1.Het college volgt het uurtarief voor Ondersteunende Begeleiding Algemeen conform de AWBZ volgens de tariefbeschikking NZA 2010:

  • a.

    Begeleiding psychosociaal, planbare zorg, volgt Begeleiding, tarief € 47,86.

    Begeleiding psychosociaal extra, onplanbare zorg, volgt Begeleiding extra, tarief

    € 51,39.

  • b.

    Begeleiding psychosociaal speciaal volgt Gespecialiseerde begeleiding, tarief

    € 84,61.

Als ondersteunende begeleiding op HBO niveau op een andere wijze kan worden uitgevoerd, bijvoorbeeld met inschakeling van een algemene voorziening als Algemeen Maatschappelijk Werk, zal in beginsel geen indicatie worden afgegeven voor Begeleiding psychosociaal speciaal (K165).

Artikel 3.2. Vaststelling bedrag persoonsgebonden budget ondersteunende begeleiding

  • 1.

    Voor de ondersteunende begeleiding worden de volgende bedragen vastgesteld:

  • a.

    Indien een particuliere hulp wordt ingekocht: een bedrag van maximaal 75% van de kosten van de ondersteunende begeleiding in natura;

  • b.

    Indien hulp wordt ingekocht via een erkende thuiszorginstelling: een bedrag van maximaal 100% van de kosten van de ondersteunende begeleiding in natura.

  • 2.

    De basisbedragen van begeleiding in natura waarvan het persoonsgebonden budget wordt afgeleid, zijn vastgelegd in de tariefbeschikking Nederlandse Zorg Autoriteit NZA 2010 voor de begeleiding.

Hoofdstuk 4 Woonvoorzieningen

Artikel 4.1. Verhuis- en herinrichtingskosten

De financiële tegemoetkoming als bedoeld in artikel 5.3., onder a, van de verordening bedraagt € 3.133,00

Artikel 4.2. Bouwkundige - of woontechnische woonvoorzieningen

De financiële tegemoetkoming in de kosten van een woonvoorziening als bedoeld in artikel 5.3., onder b, c, d en e, van de verordening bedraagt 100 % van de voor vergoeding in aanmerking komende kosten met een maximum van € 20.420,00.

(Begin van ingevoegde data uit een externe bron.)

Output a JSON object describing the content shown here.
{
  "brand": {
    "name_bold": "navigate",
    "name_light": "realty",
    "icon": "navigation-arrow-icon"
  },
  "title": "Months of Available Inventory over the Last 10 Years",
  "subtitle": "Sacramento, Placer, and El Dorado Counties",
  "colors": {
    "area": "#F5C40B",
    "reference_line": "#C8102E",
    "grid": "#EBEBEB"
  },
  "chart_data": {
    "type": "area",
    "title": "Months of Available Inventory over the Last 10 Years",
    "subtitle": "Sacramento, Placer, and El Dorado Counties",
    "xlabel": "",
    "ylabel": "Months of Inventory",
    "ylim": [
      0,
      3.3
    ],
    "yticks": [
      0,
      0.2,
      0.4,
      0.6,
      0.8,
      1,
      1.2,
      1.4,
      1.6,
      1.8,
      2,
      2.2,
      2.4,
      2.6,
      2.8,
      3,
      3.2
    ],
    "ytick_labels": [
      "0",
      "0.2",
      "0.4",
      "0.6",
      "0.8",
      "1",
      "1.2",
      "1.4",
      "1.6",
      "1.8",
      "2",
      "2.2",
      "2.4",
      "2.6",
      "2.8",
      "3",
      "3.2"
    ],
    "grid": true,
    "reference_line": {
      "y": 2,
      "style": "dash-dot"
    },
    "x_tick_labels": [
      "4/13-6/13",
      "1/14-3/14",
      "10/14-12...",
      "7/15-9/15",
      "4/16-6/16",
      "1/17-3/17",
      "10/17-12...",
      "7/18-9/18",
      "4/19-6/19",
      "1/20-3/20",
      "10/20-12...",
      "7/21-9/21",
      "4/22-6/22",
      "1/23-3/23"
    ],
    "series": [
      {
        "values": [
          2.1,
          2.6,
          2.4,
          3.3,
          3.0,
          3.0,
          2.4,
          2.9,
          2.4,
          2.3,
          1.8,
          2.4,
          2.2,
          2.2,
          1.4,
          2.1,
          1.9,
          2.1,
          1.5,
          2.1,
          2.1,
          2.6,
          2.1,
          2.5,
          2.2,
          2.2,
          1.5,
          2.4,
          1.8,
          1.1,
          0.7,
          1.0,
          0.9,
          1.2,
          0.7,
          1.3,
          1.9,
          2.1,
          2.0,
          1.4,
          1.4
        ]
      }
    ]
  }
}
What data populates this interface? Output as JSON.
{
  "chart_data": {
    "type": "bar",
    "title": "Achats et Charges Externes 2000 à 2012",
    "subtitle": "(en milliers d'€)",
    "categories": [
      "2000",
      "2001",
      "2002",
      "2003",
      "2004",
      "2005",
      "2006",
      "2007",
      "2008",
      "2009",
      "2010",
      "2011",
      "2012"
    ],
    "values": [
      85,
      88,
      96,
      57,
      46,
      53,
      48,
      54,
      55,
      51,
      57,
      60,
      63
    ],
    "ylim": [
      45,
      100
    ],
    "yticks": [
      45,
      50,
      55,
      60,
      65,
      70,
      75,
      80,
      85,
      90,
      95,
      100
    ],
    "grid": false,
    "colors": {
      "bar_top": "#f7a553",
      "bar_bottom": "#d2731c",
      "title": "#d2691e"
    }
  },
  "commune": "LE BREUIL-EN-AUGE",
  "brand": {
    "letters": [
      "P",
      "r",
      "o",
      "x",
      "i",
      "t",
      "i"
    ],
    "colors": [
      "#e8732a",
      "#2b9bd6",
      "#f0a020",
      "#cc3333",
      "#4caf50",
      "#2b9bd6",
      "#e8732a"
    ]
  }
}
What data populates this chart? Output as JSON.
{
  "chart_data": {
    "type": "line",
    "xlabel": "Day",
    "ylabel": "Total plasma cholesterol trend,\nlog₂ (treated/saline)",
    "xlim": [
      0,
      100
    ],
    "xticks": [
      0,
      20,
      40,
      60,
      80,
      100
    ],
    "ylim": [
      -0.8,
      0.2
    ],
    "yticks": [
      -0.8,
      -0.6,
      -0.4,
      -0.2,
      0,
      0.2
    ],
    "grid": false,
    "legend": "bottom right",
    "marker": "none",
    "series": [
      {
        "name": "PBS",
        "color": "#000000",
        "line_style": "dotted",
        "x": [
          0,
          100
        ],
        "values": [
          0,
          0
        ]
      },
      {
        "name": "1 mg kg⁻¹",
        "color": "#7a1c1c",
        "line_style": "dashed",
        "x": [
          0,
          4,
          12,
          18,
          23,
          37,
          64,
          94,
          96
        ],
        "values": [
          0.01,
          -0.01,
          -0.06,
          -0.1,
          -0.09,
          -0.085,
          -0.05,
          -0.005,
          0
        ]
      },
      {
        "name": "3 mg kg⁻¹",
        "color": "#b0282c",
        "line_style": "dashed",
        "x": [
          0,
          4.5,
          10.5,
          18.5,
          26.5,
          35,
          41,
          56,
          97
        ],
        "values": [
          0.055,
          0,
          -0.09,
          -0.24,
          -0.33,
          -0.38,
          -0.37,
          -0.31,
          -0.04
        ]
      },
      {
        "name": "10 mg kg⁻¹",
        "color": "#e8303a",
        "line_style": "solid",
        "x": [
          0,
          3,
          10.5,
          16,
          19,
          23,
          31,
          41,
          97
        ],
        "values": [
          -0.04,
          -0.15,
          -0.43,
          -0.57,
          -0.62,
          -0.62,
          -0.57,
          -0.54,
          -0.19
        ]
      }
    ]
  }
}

Artikel 4.3. Kosten tijdelijke huisvesting

1.De financiële tegemoetkoming in de kosten van een woonvoorziening als bedoeld in artikel 5.3, onder f, van de verordening bedraagt:

  • a.

    Als tegemoetkoming in de kosten van het tijdelijk betrekken van zelfstandige woonruimte en het langer moeten aanhouden van de te verlaten woonruimte de werkelijke kosten met een maximum van € 500,00 per maand, zulks gedurende een periode van maximaal 6 maanden;

  • b.

    Als tegemoetkoming in de kosten van het tijdelijk betrekken van niet-zelfstandige woonruimte de werkelijke kosten met een maximum van € 250,00 per maand; zulks gedurende een periode van maximaal 6 maanden.

Artikel 4.4. Huurderving

De hoogte van een financiële tegemoetkoming in de kosten van een woonvoorziening als bedoeld in artikel 5.3, onder g, van de verordening, is afhankelijk van de rekenhuur van de woonruimte, doch bedraagt niet meer dan de helft van de werkelijke kosten met een maximum van € 500,00 per maand.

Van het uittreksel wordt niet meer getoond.